In Memoriam: Tony Horwitz
Yesterday, I rode the train from Buffalo to New York City. The tracks followed the Mohawk River in Central New York, nearing Albany. I took in the sheer number of shades of green that exist in the natural world. Then there were speckles of purple and white flowers. I tried to take in the scenery and spit it back out on the page into eloquent prose. Even through the rain, streaked across the windows, the nuances of the world showed through.
As I watched the wetlands pass by, I got a text message from Chris Mackowski: “Tony Horwitz died yesterday.”
Tony Horwitz was the kind of storyteller that showed you these very nuances I’d been pondering, and he did so seemingly effortlessly. His words painted the differences between moss green and spring green—the subtleties that define our communication and culture.
To bring your readers on every journey—trekking through history, weaving past and present together in enlightening, humorous and thought-provoking narratives—is a remarkable talent. That talent won Mr. Horwitz awards, including his 1995 Pulitzer Prize for national reporting. Equally as important, it won him fans and lifelong readers.
I had the pleasure of interviewing Mr. Horwitz about his best-selling book Confederates in the Attic for a forthcoming collection of essays from ECW entitled Entertaining History: The Civil War in Literature, Film, and Song. He was doing research at the time, traveling along the border of Texas and Mexico, presumably doing research for his latest release Spying on the South: An Odyssey Across the American Divide. He had spotty cell service, but he happily answered all my questions via email.

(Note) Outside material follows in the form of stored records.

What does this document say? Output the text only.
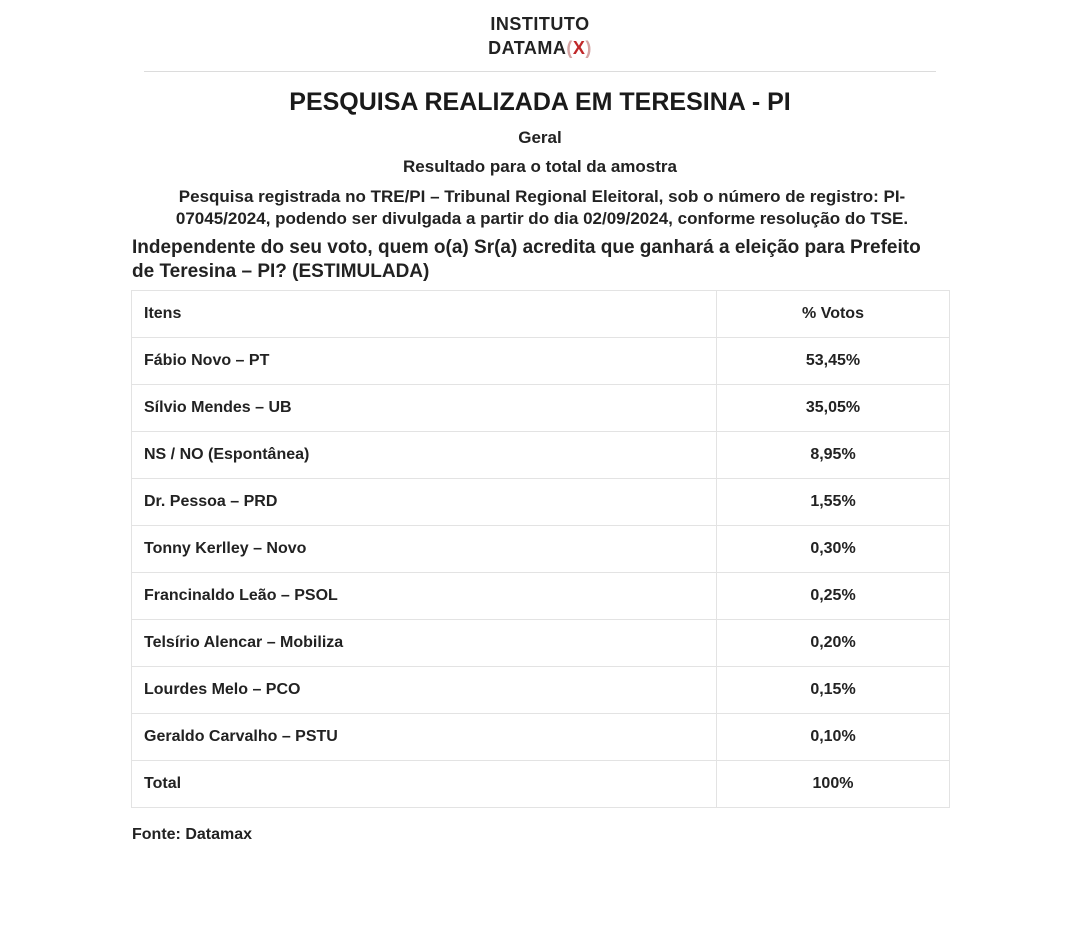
INSTITUTO
DATAMA(X)
PESQUISA REALIZADA EM TERESINA - PI
Geral
Resultado para o total da amostra
Pesquisa registrada no TRE/PI – Tribunal Regional Eleitoral, sob o número de registro: PI-07045/2024, podendo ser divulgada a partir do dia 02/09/2024, conforme resolução do TSE.
Independente do seu voto, quem o(a) Sr(a) acredita que ganhará a eleição para Prefeito de Teresina – PI? (ESTIMULADA)
Itens	% Votos
Fábio Novo – PT	53,45%
Sílvio Mendes – UB	35,05%
NS / NO (Espontânea)	8,95%
Dr. Pessoa – PRD	1,55%
Tonny Kerlley – Novo	0,30%
Francinaldo Leão – PSOL	0,25%
Telsírio Alencar – Mobiliza	0,20%
Lourdes Melo – PCO	0,15%
Geraldo Carvalho – PSTU	0,10%
Total	100%
Fonte: Datamax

What came back was an honest commentary about the culture of the United States—now and then—and the responsibility that we all hold to be educated about our history and ask hard questions.

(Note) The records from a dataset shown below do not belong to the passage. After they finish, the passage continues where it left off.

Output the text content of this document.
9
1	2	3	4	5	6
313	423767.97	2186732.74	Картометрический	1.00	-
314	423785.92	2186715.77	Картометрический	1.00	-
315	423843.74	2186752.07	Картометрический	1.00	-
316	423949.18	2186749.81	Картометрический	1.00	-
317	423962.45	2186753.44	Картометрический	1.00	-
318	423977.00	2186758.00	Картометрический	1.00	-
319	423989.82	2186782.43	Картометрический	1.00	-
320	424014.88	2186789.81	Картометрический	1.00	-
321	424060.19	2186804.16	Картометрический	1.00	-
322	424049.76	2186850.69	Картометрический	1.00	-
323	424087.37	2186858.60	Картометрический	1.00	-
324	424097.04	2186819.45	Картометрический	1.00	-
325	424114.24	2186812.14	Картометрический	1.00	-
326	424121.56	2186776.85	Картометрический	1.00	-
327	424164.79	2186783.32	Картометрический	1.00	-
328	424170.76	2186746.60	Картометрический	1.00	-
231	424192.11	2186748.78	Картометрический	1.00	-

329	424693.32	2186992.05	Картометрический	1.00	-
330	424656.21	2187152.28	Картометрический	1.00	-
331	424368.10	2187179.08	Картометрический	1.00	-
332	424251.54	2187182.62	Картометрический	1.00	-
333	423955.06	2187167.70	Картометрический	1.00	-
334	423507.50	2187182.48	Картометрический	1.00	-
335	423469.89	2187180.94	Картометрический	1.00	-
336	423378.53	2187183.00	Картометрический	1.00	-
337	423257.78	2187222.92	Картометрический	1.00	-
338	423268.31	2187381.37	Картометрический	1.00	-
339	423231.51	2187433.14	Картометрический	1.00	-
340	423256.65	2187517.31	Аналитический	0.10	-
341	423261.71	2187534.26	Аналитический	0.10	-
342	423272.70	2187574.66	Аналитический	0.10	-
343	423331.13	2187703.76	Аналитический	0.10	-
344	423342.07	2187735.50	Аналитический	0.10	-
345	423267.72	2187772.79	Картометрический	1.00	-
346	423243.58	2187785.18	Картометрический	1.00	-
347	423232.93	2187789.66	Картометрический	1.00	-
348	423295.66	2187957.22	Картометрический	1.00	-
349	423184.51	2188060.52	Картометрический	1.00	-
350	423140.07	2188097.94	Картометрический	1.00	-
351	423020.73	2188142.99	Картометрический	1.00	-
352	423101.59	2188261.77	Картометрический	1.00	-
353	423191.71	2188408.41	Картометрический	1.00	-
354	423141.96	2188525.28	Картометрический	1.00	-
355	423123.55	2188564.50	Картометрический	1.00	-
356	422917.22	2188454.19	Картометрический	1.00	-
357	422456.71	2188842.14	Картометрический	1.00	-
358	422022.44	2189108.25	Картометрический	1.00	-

Mr. Horwitz was a master of asking hard questions—of his subjects and of himself. Though he described his research as decidedly unstructured, he left no stone unturned.
“I set off with the general idea of exploring the contemporary landscape of the Civil War and then pretty much went where my encounters led me,” Mr. Horwitz told me. “I tried to hit certain historic landmarks, like Fort Sumter and Richmond and Vicksburg, but wasn’t rigid about this and spent a considerable amount of time in small communities I’d never heard of.”

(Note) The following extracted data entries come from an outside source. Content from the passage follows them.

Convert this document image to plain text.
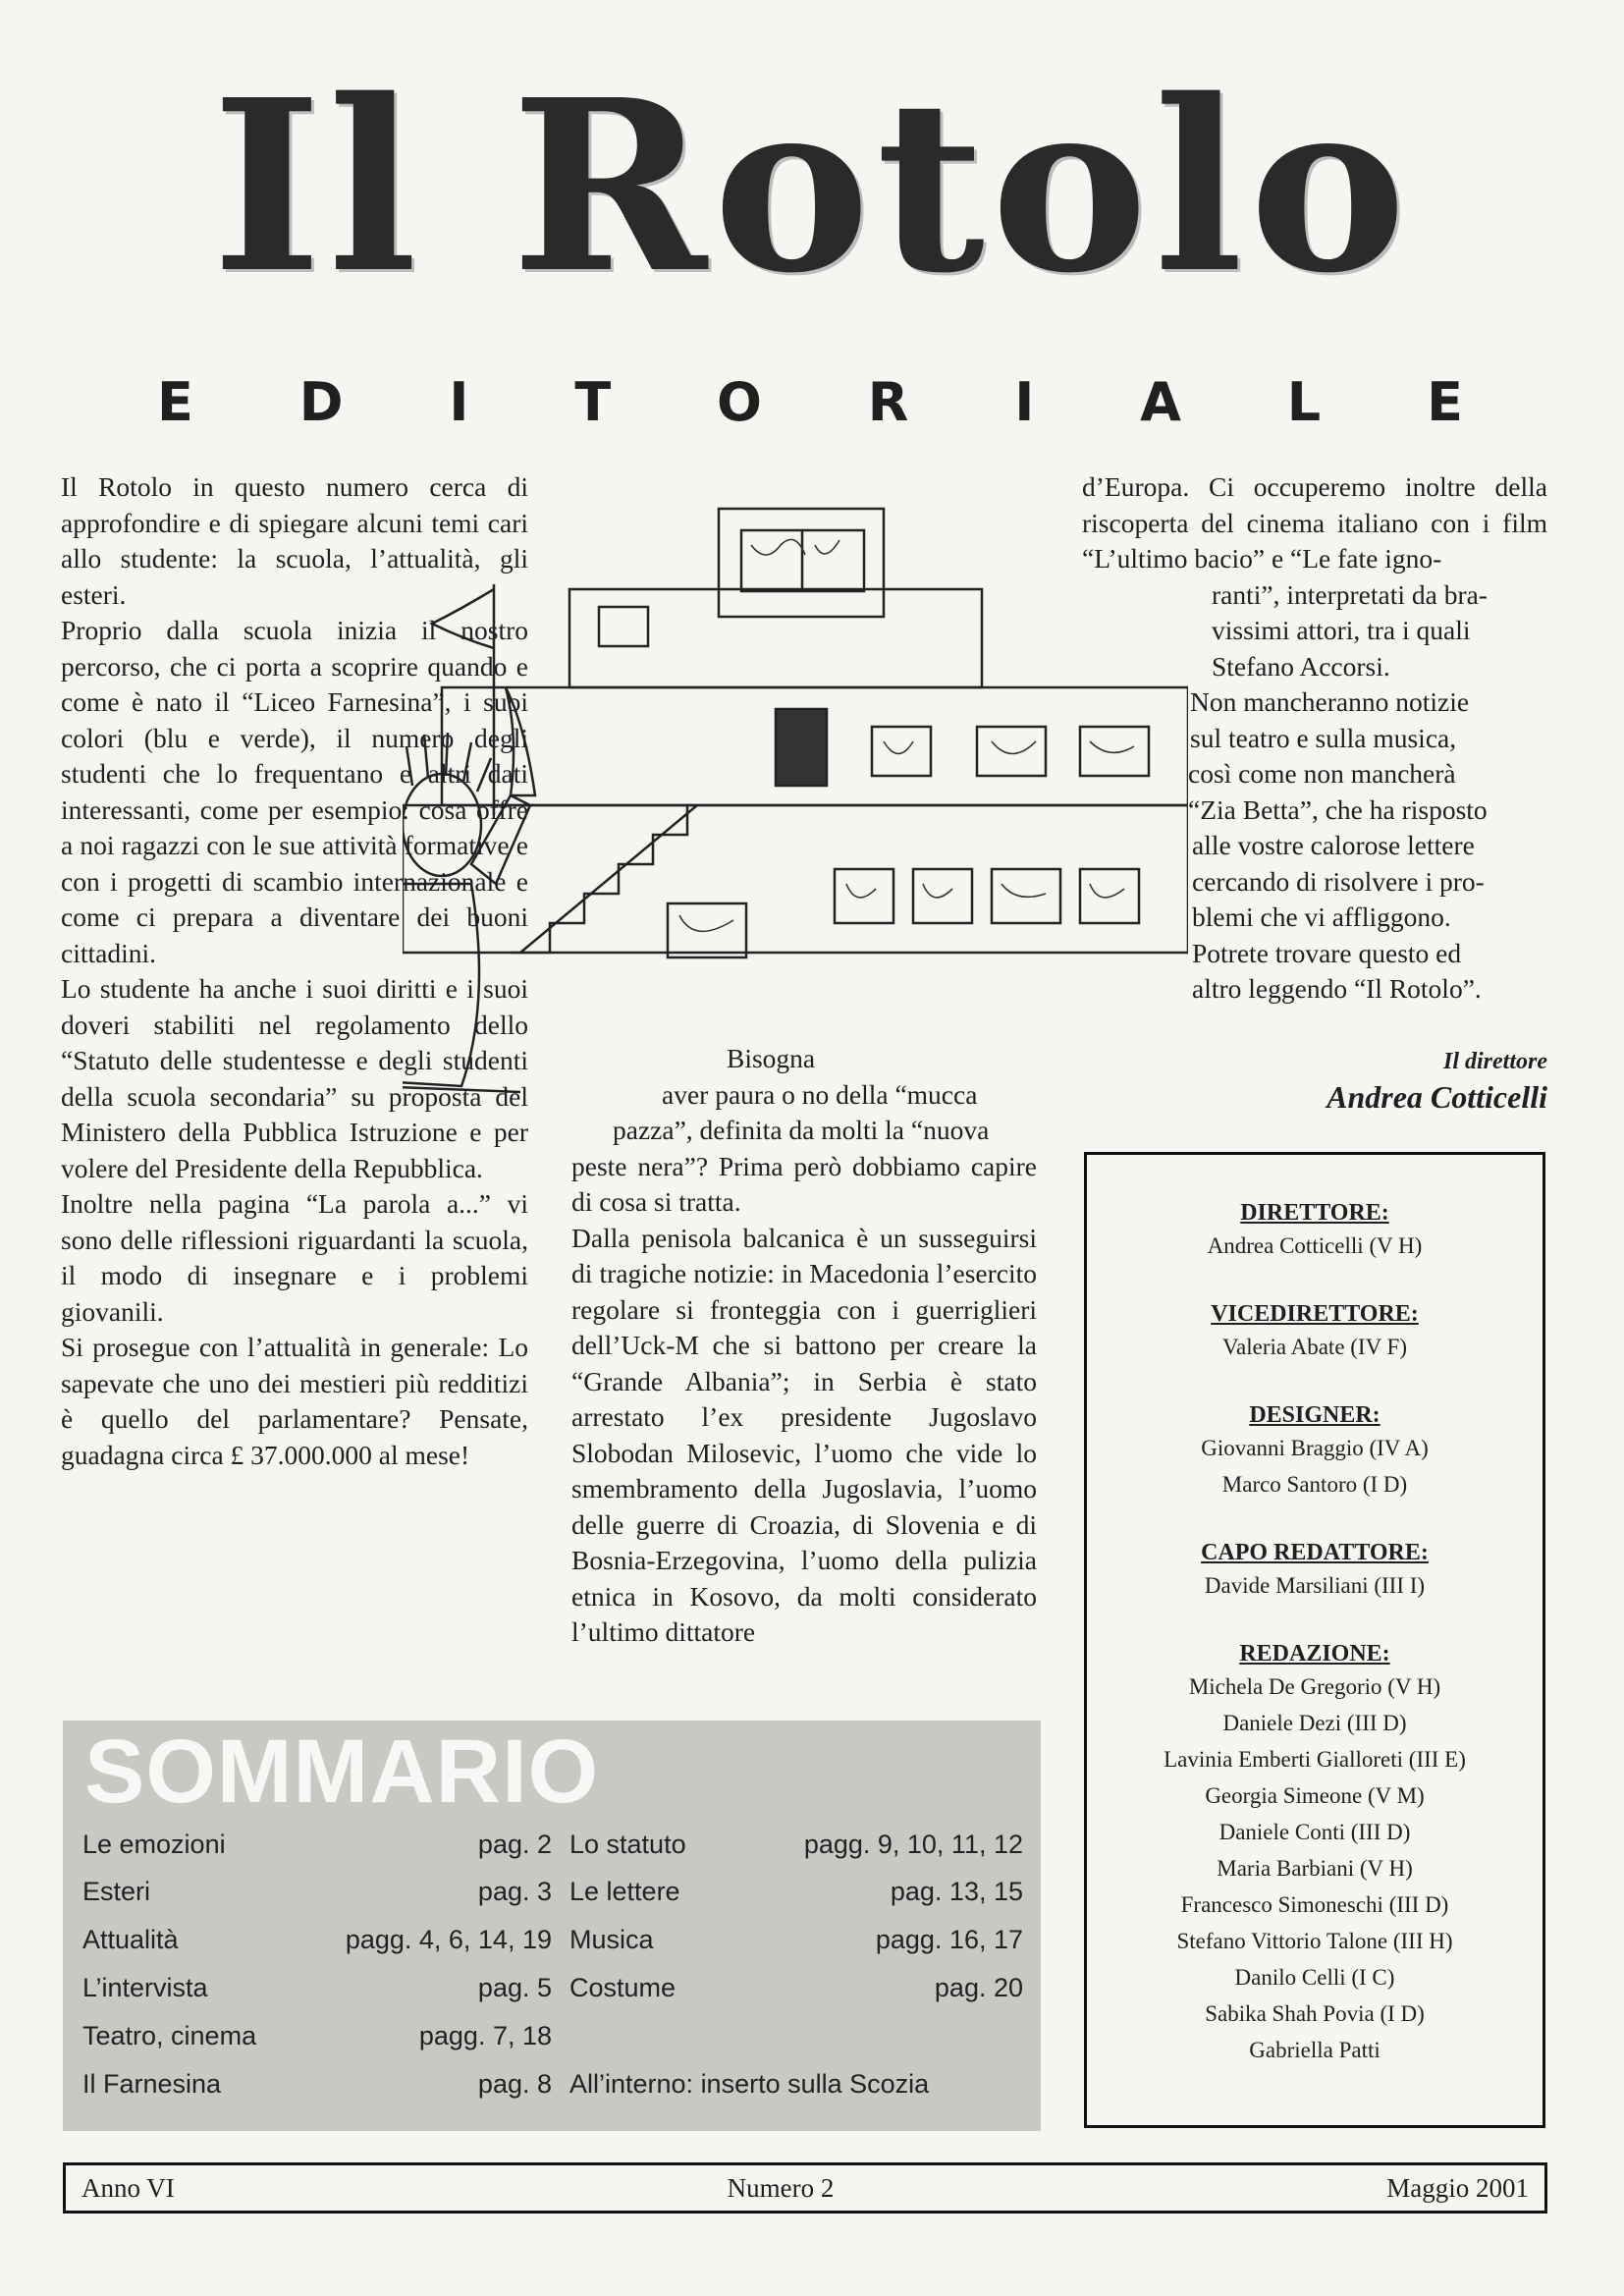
Il Rotolo
E D I T O R I A L E

Il Rotolo in questo numero cerca di approfondire e di spiegare alcuni temi cari allo studente: la scuola, l’attualità, gli esteri.

Proprio dalla scuola inizia il nostro percorso, che ci porta a scoprire quando e come è nato il “Liceo Farnesina”, i suoi colori (blu e verde), il numero degli studenti che lo frequentano e altri dati interessanti, come per esempio: cosa offre a noi ragazzi con le sue attività formative e con i progetti di scambio internazionale e come ci prepara a diventare dei buoni cittadini.

Lo studente ha anche i suoi diritti e i suoi doveri stabiliti nel regolamento dello “Statuto delle studentesse e degli studenti della scuola secondaria” su proposta del Ministero della Pubblica Istruzione e per volere del Presidente della Repubblica.

Inoltre nella pagina “La parola a...” vi sono delle riflessioni riguardanti la scuola, il modo di insegnare e i problemi giovanili.

Si prosegue con l’attualità in generale: Lo sapevate che uno dei mestieri più redditizi è quello del parlamentare? Pensate, guadagna circa £ 37.000.000 al mese!

Bisogna

aver paura o no della “mucca

pazza”, definita da molti la “nuova

peste nera”? Prima però dobbiamo capire di cosa si tratta.

Dalla penisola balcanica è un susseguirsi di tragiche notizie: in Macedonia l’esercito regolare si fronteggia con i guerriglieri dell’Uck-M che si battono per creare la “Grande Albania”; in Serbia è stato arrestato l’ex presidente Jugoslavo Slobodan Milosevic, l’uomo che vide lo smembramento della Jugoslavia, l’uomo delle guerre di Croazia, di Slovenia e di Bosnia-Erzegovina, l’uomo della pulizia etnica in Kosovo, da molti considerato l’ultimo dittatore

d’Europa. Ci occuperemo inoltre della riscoperta del cinema italiano con i film “L’ultimo bacio” e “Le fate igno-

ranti”, interpretati da bra-

vissimi attori, tra i quali

Stefano Accorsi.

Non mancheranno notizie

sul teatro e sulla musica,

così come non mancherà

“Zia Betta”, che ha risposto

alle vostre calorose lettere

cercando di risolvere i pro-

blemi che vi affliggono.

Potrete trovare questo ed

altro leggendo “Il Rotolo”.

Il direttore
Andrea Cotticelli
DIRETTORE:
Andrea Cotticelli (V H)
VICEDIRETTORE:
Valeria Abate (IV F)
DESIGNER:
Giovanni Braggio (IV A)
Marco Santoro (I D)
CAPO REDATTORE:
Davide Marsiliani (III I)
REDAZIONE:
Michela De Gregorio (V H)
Daniele Dezi (III D)
Lavinia Emberti Gialloreti (III E)
Georgia Simeone (V M)
Daniele Conti (III D)
Maria Barbiani (V H)
Francesco Simoneschi (III D)
Stefano Vittorio Talone (III H)
Danilo Celli (I C)
Sabika Shah Povia (I D)
Gabriella Patti
SOMMARIO
Le emozioni	pag. 2
Esteri	pag. 3
Attualità	pagg. 4, 6, 14, 19
L’intervista	pag. 5
Teatro, cinema	pagg. 7, 18
Il Farnesina	pag. 8
Lo statuto	pagg. 9, 10, 11, 12
Le lettere	pag. 13, 15
Musica	pagg. 16, 17
Costume	pag. 20
All’interno: inserto sulla Scozia
Anno VI	Numero 2	Maggio 2001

Maybe his lessons lay in his practice with those small communities: challenging and asking hard questions, but simultaneously seeking to understand, putting yourself into the other’s perspective, always digging deeper. If you do that, there’s no room left for surface-level interpretation—and you’ll begin to see all the shades of color the world has to offer.
Rest in Peace, Mr. Horwitz. Thank you.